Alerta ecológica na Patagônia: a expansão da Tucura Sapo, o inseto que ameaça os pastos nativos

O Serviço Nacional de Sanidade e Qualidade Agroalimentar (SENASA) declarou a Alerta Fitossanitária na Patagônia diante do aumento da Tucura Sapo, um inseto que está alterando o equilíbrio natural dos pastos. 

A medida, oficializada através da Resolução 816/2025, busca fortalecer as ações de controle, vigilância e prevenção em toda a região.

O crescimento desta espécie foi registrado especialmente nas províncias de Río Negro, Chubut e Santa Cruz, onde os campos mostram sinais de superpopulação do inseto. Sua presença contínua afeta a disponibilidade de forragem e coloca em risco a economia das comunidades rurais que dependem da pecuária.

Embora não represente um perigo para a saúde humana, a Tucura Sapo tem um alto impacto ambiental ao consumir grandes extensões de vegetação nativa. Este processo altera as cadeias tróficas, reduz a biodiversidade e enfraquece os solos frente à erosão.

A Tucura Sapo é um inseto que ameaça os pastos nativos das províncias do sul. Foto: En Esquel.
A Tucura Sapo é um inseto que ameaça os pastos nativos das províncias do sul. Foto: En Esquel.

Origem e características da Tucura Sapo

A Tucura Sapo (Bufonacris claraziana) é um inseto endêmico da estepe patagônica. Seu corpo robusto, suas patas posteriores adaptadas ao salto e suas antenas longas a assemelham aos gafanhotos ou gafanhotos, embora pertença a um grupo distinto.

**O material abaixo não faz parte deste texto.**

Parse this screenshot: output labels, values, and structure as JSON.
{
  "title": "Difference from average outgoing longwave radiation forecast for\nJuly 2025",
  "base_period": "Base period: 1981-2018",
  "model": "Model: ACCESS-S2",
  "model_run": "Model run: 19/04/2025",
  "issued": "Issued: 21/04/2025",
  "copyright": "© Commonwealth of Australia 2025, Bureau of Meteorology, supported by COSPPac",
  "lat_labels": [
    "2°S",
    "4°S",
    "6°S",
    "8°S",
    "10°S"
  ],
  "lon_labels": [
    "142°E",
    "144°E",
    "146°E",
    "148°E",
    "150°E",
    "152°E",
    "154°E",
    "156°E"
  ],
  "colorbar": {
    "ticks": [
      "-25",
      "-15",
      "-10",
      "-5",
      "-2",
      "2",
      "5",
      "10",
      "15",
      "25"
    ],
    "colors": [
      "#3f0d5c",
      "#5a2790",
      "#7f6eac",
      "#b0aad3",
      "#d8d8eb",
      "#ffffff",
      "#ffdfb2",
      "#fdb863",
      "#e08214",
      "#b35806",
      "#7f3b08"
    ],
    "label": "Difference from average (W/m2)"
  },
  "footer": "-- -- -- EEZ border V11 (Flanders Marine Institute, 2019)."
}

Seu nome popular vem de seu aspecto compacto e de seu comportamento terrestre, semelhante ao de um sapo.

Esta espécie prospera em ambientes áridos e frios, onde encontra pastos duros e resistentes como principal fonte de alimento. Seu ciclo de vida acelera durante os verões temperados e secos, momento em que as fêmeas depositam seus ovos no solo, favorecendo brotos massivos no ano seguinte.

Como parte do ecossistema patagônico, a Tucura cumpre um papel natural na renovação da vegetação e na cadeia alimentar, servindo de alimento a aves, répteis e pequenos mamíferos. No entanto, seu equilíbrio depende de condições climáticas estáveis e da presença de predadores naturais.

O impacto fora de seu habitat

Quando as populações de Tucura Sapo se expandem além de seu alcance natural, podem gerar graves desequilíbrios ecológicos. Ao colonizar zonas não adaptadas à sua presença, competem com espécies locais e consomem recursos essenciais para a fauna nativa.

Em ecossistemas alheios, sua atividade herbívora pode devastar pastos e provocar a perda de cobertura vegetal, reduzindo a capacidade dos solos para reter umidade. Este processo acelera a desertificação e favorece a erosão eólica, uma ameaça constante na estepe patagônica.

Além disso, o avanço desta praga interrompe o ciclo de regeneração natural dos pastos, afetando diretamente a base alimentar do gado e alterando os padrões de migração de aves que dependem desses ambientes abertos.

A Tucura Sapo é um inseto que ameaça os pastos nativos das províncias do sul. Foto: Argentina.gob.
A Tucura Sapo é um inseto que ameaça os pastos nativos das províncias do sul. Foto: Argentina.gob.

Conservação e função ecológica em seu ambiente natural

Em seu habitat original, a Tucura Sapo mantém uma relação equilibrada com o ambiente. Sua presença contribui para a reciclagem de matéria orgânica e para a aeração do solo, enquanto sua população é controlada naturalmente por aves de rapina, raposas e répteis.

No entanto, as mudanças no uso do solo, o sobrepastoreio e o aumento das temperaturas favorecem sua reprodução descontrolada. Esses fatores reduzem a ação de seus predadores e geram condições propícias para sua proliferação massiva.

Por isso, o SENASA impulsiona medidas de monitoramento e controle para evitar surtos fora de controle que possam comprometer os ecossistemas patagônicos. Preservar o equilíbrio natural da Tucura Sapo em seu ambiente é chave para manter a saúde ambiental e a estabilidade produtiva da região.